After making a move that will make credit cards, mortgages, student loans, and many other forms of debt more expensive for Americans, Yellen said the move reflects how strong the economy is and how well positioned Americans are to pay more on their debt.
“Americans should realize that the Fed’s decision reflects our confidence in the U.S. economy. We believe we’ve seen substantial improvement in labor market conditions, and while things may be uneven in regions across the country and in different industrial sectors, we see an economy that is on a path of sustainable improvement,” she said.
Economists and analysts had been urging caution in raising interest rates, while others have said an increase in interest rates is necessary to give the Federal Reserve tools to fight the next recession.
A Slow but Strong Recovery
“I think it’s a myth that expansions die of old age.”
“The economy does get hit by shocks, and there are both positive shocks and negative shocks, so there is a significant probability that the economy in a given year will suffer a shock that will put it into recession,” adding that there is perhaps a 10% chance of a recession in the short term.
However, Yellen had high conviction that a recession is unlikely. “I don’t see anything in the underlying strength in the economy that would lead me to be concerned,” she said.

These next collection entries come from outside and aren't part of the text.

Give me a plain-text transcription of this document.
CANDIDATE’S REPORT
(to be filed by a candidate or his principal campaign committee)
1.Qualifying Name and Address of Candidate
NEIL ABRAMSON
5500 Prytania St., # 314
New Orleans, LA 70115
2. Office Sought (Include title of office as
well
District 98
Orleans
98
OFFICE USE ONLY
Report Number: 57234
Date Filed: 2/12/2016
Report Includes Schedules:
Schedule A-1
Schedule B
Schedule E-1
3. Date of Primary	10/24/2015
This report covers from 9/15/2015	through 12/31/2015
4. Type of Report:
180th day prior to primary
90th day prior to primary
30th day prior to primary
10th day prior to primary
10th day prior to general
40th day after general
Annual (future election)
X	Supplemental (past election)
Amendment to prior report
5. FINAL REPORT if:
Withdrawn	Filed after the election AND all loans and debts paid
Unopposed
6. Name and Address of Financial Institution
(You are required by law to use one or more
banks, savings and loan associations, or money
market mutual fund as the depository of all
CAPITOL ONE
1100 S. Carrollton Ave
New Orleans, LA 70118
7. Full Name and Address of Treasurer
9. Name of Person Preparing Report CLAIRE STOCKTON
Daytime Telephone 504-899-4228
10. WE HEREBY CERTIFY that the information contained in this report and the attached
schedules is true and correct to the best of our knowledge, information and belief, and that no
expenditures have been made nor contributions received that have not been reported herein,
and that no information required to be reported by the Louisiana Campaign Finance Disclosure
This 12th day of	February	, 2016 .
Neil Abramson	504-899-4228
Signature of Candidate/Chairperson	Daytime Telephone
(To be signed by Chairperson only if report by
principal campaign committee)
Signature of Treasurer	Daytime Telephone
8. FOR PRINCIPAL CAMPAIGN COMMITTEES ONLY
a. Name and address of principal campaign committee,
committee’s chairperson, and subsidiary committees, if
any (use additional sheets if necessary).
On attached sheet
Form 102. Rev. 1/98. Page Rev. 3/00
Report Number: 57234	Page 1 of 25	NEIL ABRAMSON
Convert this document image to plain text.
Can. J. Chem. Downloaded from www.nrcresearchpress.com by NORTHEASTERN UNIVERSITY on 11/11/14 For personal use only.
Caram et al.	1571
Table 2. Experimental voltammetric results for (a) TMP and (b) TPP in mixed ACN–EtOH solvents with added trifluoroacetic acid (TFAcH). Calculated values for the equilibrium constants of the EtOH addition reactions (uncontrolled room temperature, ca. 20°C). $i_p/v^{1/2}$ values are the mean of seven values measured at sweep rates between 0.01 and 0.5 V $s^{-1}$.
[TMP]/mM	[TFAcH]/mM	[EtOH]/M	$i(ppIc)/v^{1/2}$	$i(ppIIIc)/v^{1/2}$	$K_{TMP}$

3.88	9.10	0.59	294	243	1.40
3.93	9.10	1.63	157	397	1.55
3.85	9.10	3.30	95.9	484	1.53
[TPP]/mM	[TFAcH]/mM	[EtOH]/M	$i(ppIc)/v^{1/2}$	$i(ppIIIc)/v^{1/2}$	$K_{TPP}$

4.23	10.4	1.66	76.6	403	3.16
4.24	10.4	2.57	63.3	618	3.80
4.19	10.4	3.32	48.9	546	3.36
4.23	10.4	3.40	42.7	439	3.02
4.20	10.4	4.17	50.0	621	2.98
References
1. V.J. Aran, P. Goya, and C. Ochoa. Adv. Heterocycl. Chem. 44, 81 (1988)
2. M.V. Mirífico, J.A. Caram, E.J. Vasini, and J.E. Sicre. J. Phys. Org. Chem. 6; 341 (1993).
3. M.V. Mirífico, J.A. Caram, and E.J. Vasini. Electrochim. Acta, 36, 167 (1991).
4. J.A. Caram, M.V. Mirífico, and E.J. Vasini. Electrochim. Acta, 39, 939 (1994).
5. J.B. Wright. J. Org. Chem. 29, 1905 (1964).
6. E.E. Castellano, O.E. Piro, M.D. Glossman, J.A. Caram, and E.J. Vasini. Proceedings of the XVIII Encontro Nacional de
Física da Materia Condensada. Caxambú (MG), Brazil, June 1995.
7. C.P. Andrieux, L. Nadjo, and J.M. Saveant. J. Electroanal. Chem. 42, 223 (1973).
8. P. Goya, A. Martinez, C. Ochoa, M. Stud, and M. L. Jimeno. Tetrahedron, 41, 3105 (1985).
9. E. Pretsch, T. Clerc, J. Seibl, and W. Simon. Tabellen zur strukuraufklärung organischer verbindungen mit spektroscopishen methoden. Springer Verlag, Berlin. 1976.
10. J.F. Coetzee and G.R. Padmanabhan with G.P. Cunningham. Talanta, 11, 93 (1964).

“In determining the timing and size of future adjustments to the target range for the federal funds rate, the Committee will assess realized and expected economic conditions relative to its objectives of maximum employment and 2 percent inflation. This assessment will take into account a wide range of information, including measures of labor market conditions, indicators of inflation pressures and inflation expectations, and readings on financial and international developments,” the FOMC said.
Persistent Weak Inflation
In her press conference, Janet Yellen acknowledged that inflation has not reached the Federal Reserve’s target, but dismissed suggestions that inflation could remain low despite the Fed’s projections of a higher rate of rising prices in 2016.
Additionally, Yellen admitted that inflation is on a path towards 2%, and the FOMC is going to look for more evidence of actual increases in inflation before raising the Fed funds rate further. “In light of the current shortfall of inflation from 2 percent, the Committee will carefully monitor actual and expected progress toward its inflation goal,” the FOMC said in its public statement.
A Credit Crisis?
In recent days, several high profile stories indicating weakness in the corporate bond market have led some to wonder if the business cycle is reaching the point of a credit crisis. Recently, investment firm Third Avenue announced it was closing a corporate bond fund worth $900 million due to a high demand from investors who want to exit the fund.
Yellen addressed the risks in the high yield market, which recently saw extreme volatility and is now worth trillions of dollars. “Risk spreads in the high yield bond market have been rising since last year, partly reflecting lower oil prices. Redemptions in bond funds have been increasing in recent months,” she said, adding that Third Avenue has been contacted by the Securities and Exchange Commission, which is recommending reforms to its open fund policy.
She also said there would be more opportunities for companies to borrow from banks instead of resorting to the bond market. “We have a more robust economy now and banks with higher capital to enable corporate lending,” Yellen noted.